The New York Times read and studied 150 privacy policies and found that the app landscape is filled with legalese that read like gobbledygook, designed to either exhaust consumers into resignedly clicking on “agree to terms,” or deleting the app altogether. The paper found that Facebook’s privacy policy took about 18 minutes to read, but also required sophisticated reader comprehension capabilities to understand it.

Part of the complexity of the language is a result of the evolving landscape. Tech companies are being scrutinized more than ever, with regulatory policies like the California Consumer Privacy Act of 2018 and General Data Protection Regulation (GDPR), putting pressure on them to be more transparent under the terms of use. GDPR, for instance, requires companies globally to undergo a review of their privacy statements to be delivered in “transparent and intelligible form, using clear and plain language.” As a result, companies are also introducing layers of detail into these consumer-facing documents. For instance, the NYT found that Google had grown its policy from a two-minute read in 1999 to a 30-minute one in 2018.

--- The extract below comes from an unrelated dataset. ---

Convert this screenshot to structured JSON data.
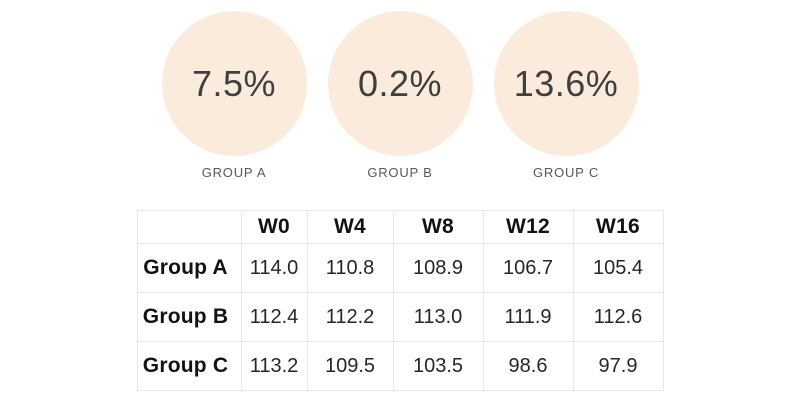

For far too long, as users, we have been too forgiving about the kinds of personal data we share with brands and developers in exchange for access to ostensibly free experiences or services, not realizing that we have become the product.

Keep alert with zero trust

In recent years, there has been a growing movement across organizations where the first-line policy is based on the zero-trust model. The irony is that while major brands are losing public trust, companies too find it increasingly difficult to trust the public. After all, malicious actors are hiding in a sea of legitimate users who also walk the same digital aisles and doorways.

This is the phenomenon of the age of trust we find ourselves in today. So, how should we be viewing the apps we love and use daily when they are being weaponized—when the boundary between what we use and fear are simply both sides of the same coin?

The American writer, Suzanne Massie, taught the late President Ronald Reagan the Russian proverb Doveryai, no proveryai—it means: Trust, but verify. As users of the Internet, we often forget to authenticate the veracity of what we come across. In truth, verification needs to happen at both the organizational and user levels.

For organizations and developers, one way is to view the public as your ultimate auditor—especially so since compliance is based on producing evidence to document the consistent and thorough performance of security over time. By doing so, this provides transparency and consistent assurance to users, which might be able to alleviate the consequent reputational risk in times of breaches and vulnerabilities.

Concurrently, organizations and developers alike will also need to master the balance of user experience and security. Over the years, password requirements have become more stringent, with multi-factor authentication increasingly implemented on more systems. Security must stop placing the burden of trust on the user. If you want to earn the trust of users, you may wish to update your trust model before customers and governments do it for you.

On the flip side, users should take the trouble to read the terms and conditions of use, validate the services, and verify the amount of controls they are delegating the app before clicking on “agree”. If an app requires device management privileges, one should challenge and validate before granting permissions. Also, it might be a good idea to turn off automatic updates and avoid pressing “update all” because updates can sometimes come at a high price, particularly when they introduce bugs. Read the notes of any given app update to see how impactful the fixes are before you update it. Perhaps, you may even wish to search the web to see if the latest version of an app has significant issues that might impact you or your organization. Bottom line is, you can love your apps, but perhaps you may only trust them conditionally.